Head Games

By Kris Swarthout USAT Level II Coach

As a coach I learned a long time ago never to take credit for an athletes accomplishments because then you must take responsibility for their failures. Training someone to be at his or her peak fitness for a race is most of the times the easy part. Making sure they are mentally primed is the big X factor. Blocking out pain and negative thoughts has long been seen as a key to breaking through personal barriers and achieving goals.

Recently I have watched as two of my athletes have played this game with positive results. One used the belief in his abilities to overcome two opponents and have a breakthrough result; the other ignored what was normally a negative indicator on race morning and won her event. Both believed whole-heartedly in their strengths and abilities and knew the only thing that could beat them that day was themselves.

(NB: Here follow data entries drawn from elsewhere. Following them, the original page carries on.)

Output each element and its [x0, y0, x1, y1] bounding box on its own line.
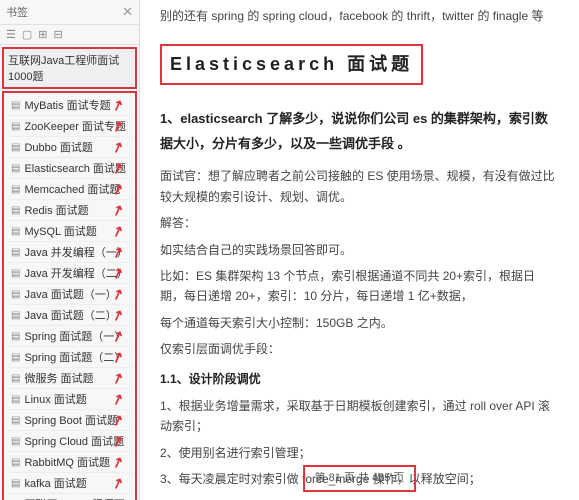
bookmark-item[interactable]: ▤Spring 面试题（一）↗ — [7, 326, 132, 347]
sidebar-title: 书签 — [6, 4, 28, 20]
root-bookmark[interactable]: 互联网Java工程师面试1000题 — [2, 47, 137, 89]
arrow-annotation-icon: ↗ — [110, 452, 127, 472]
answer-line-2: 比如：ES 集群架构 13 个节点，索引根据通道不同共 20+索引，根据日期，每… — [160, 266, 559, 307]
document-icon: ▤ — [11, 163, 20, 174]
document-icon: ▤ — [11, 100, 20, 111]
bookmark-label: MySQL 面试题 — [24, 223, 96, 239]
section-title: Elasticsearch 面试题 — [160, 44, 423, 85]
bookmark-label: 互联网Java工程师面试题 — [24, 496, 128, 500]
bookmark-item[interactable]: ▤Spring Cloud 面试题↗ — [7, 431, 132, 452]
bookmark-label: 微服务 面试题 — [24, 370, 93, 386]
bookmark-item[interactable]: ▤ MySQL 面试题 ↗ — [7, 221, 132, 242]
bookmark-label: RabbitMQ 面试题 — [24, 454, 110, 470]
bookmark-item[interactable]: ▤ZooKeeper 面试专题↗ — [7, 116, 132, 137]
document-icon: ▤ — [11, 184, 20, 195]
only-layer-note: 仅索引层面调优手段： — [160, 339, 559, 359]
arrow-annotation-icon: ↗ — [110, 95, 127, 115]
arrow-annotation-icon: ↗ — [110, 221, 127, 241]
question-1-title: 1、elasticsearch 了解多少，说说你们公司 es 的集群架构，索引数… — [160, 107, 559, 156]
bookmark-item[interactable]: ▤Java 面试题（二）↗ — [7, 305, 132, 326]
document-icon: ▤ — [11, 394, 20, 405]
bookmark-label: Dubbo 面试题 — [24, 139, 92, 155]
bookmark-item[interactable]: ▤ 微服务 面试题 ↗ — [7, 368, 132, 389]
bookmark-item[interactable]: ▤ kafka 面试题 ↗ — [7, 473, 132, 494]
answer-line-1: 如实结合自己的实践场景回答即可。 — [160, 240, 559, 260]
square-icon[interactable]: ▢ — [22, 28, 32, 41]
bookmark-label: Redis 面试题 — [24, 202, 88, 218]
page-footer: 第 81 页 共 485 页 — [303, 465, 417, 492]
bookmark-item[interactable]: ▤ RabbitMQ 面试题↗ — [7, 452, 132, 473]
bookmark-item[interactable]: ▤ Redis 面试题 ↗ — [7, 200, 132, 221]
bookmark-item[interactable]: ▤Java 开发编程（二）↗ — [7, 263, 132, 284]
bookmark-label: kafka 面试题 — [24, 475, 86, 491]
bookmark-item[interactable]: ▤Elasticsearch 面试题↗ — [7, 158, 132, 179]
document-icon: ▤ — [11, 247, 20, 258]
point-2: 2、使用别名进行索引管理； — [160, 443, 559, 463]
bookmarks-sidebar: 书签 ✕ ☰ ▢ ⊞ ⊟ 互联网Java工程师面试1000题 ▤ MyBatis … — [0, 0, 140, 500]
bookmark-item[interactable]: ▤ MyBatis 面试专题↗ — [7, 95, 132, 116]
expand-icon[interactable]: ⊞ — [38, 28, 47, 41]
document-icon: ▤ — [11, 436, 20, 447]
point-1: 1、根据业务增量需求，采取基于日期模板创建索引，通过 roll over API… — [160, 396, 559, 437]
answer-label: 解答： — [160, 213, 559, 233]
arrow-annotation-icon: ↗ — [110, 368, 127, 388]
arrow-annotation-icon: ↗ — [110, 389, 127, 409]
sidebar-toolbar: ☰ ▢ ⊞ ⊟ — [0, 25, 139, 45]
collapse-icon[interactable]: ⊟ — [54, 28, 63, 41]
document-icon: ▤ — [11, 373, 20, 384]
bookmark-item[interactable]: ▤Java 并发编程（一）↗ — [7, 242, 132, 263]
arrow-annotation-icon: ↗ — [110, 473, 127, 493]
bookmark-label: MyBatis 面试专题 — [24, 97, 110, 113]
list-icon[interactable]: ☰ — [6, 28, 16, 41]
document-icon: ▤ — [11, 331, 20, 342]
bookmark-item[interactable]: ▤互联网Java工程师面试题↗ — [7, 494, 132, 500]
bookmark-list-container: ▤MyBatis 面试专题↗▤ZooKeeper 面试专题↗▤Dubbo 面试题… — [2, 91, 137, 500]
bookmark-item[interactable]: ▤Spring 面试题（二）↗ — [7, 347, 132, 368]
bookmark-label: Java 面试题（一） — [24, 286, 116, 302]
interviewer-note: 面试官：想了解应聘者之前公司接触的 ES 使用场景、规模，有没有做过比较大规模的… — [160, 166, 559, 207]
document-icon: ▤ — [11, 226, 20, 237]
document-content: 别的还有 spring 的 spring cloud，facebook 的 th… — [140, 0, 579, 500]
bookmark-item[interactable]: ▤Memcached 面试题↗ — [7, 179, 132, 200]
document-icon: ▤ — [11, 415, 20, 426]
bookmark-label: Spring Boot 面试题 — [24, 412, 118, 428]
bookmark-item[interactable]: ▤Java 面试题（一）↗ — [7, 284, 132, 305]
document-icon: ▤ — [11, 457, 20, 468]
bookmark-item[interactable]: ▤Spring Boot 面试题↗ — [7, 410, 132, 431]
arrow-annotation-icon: ↗ — [110, 137, 127, 157]
bookmark-item[interactable]: ▤ Dubbo 面试题 ↗ — [7, 137, 132, 158]
document-icon: ▤ — [11, 310, 20, 321]
arrow-annotation-icon: ↗ — [110, 200, 127, 220]
bookmark-label: Memcached 面试题 — [24, 181, 120, 197]
subheading-1-1: 1.1、设计阶段调优 — [160, 369, 559, 389]
document-icon: ▤ — [11, 478, 20, 489]
bookmark-item[interactable]: ▤ Linux 面试题 ↗ — [7, 389, 132, 410]
close-icon[interactable]: ✕ — [122, 4, 133, 20]
document-icon: ▤ — [11, 205, 20, 216]
sidebar-header: 书签 ✕ — [0, 0, 139, 25]
document-icon: ▤ — [11, 121, 20, 132]
bookmark-label: Java 面试题（二） — [24, 307, 116, 323]
bookmark-label: Linux 面试题 — [24, 391, 86, 407]
document-icon: ▤ — [11, 352, 20, 363]
intro-para: 别的还有 spring 的 spring cloud，facebook 的 th… — [160, 6, 559, 26]
answer-line-3: 每个通道每天索引大小控制：150GB 之内。 — [160, 313, 559, 333]
document-icon: ▤ — [11, 268, 20, 279]
document-icon: ▤ — [11, 289, 20, 300]
document-icon: ▤ — [11, 142, 20, 153]
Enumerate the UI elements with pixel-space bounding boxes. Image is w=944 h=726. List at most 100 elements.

The idea is to think positively and believe in your own abilities. It is one thing for me to know an athlete can run a 36-minute 10k in at an Olympic triathlon, it’s another thing to empower that athlete to do it. So how does one make themselves mentally strong and motivated? This is going to be a personal issue and what works for one, may not work for you, so be prepared for some trial and error. Here are some of the basic tactics to try:

Self visualization — Before your race, close your eyes and envision yourself moving through the course at your goal speeds and executing the perfect race. By seeing yourself achieve your goals in your mind, you are more likely to reach them on the course.

Self motivation — Write down a motivating note on your hand or arm that reminds you of what or why you want to go this hard. Look at it throughout your race to keep you going.

Eliminate negativity — Do not allow anyone or anything to bring you down. Isolate yourself before that big race and stay focused on your strengths. Listen to music or find a quiet tree to sit under.

Positive reinforcement — Create a saying or mantra to repeat over and over in your head or have people stationed around the course that can give you positive, preplanned feedback. This will help you push through the pain. Remember, the body can take ten times more than the mind thinks it can.

Implementing these mental strategies into your next race is by no means a guaranteed PR, but it is one more thing you should add to your triathlon toolbox. You have a plan for your equipment, nutrition, why not your head?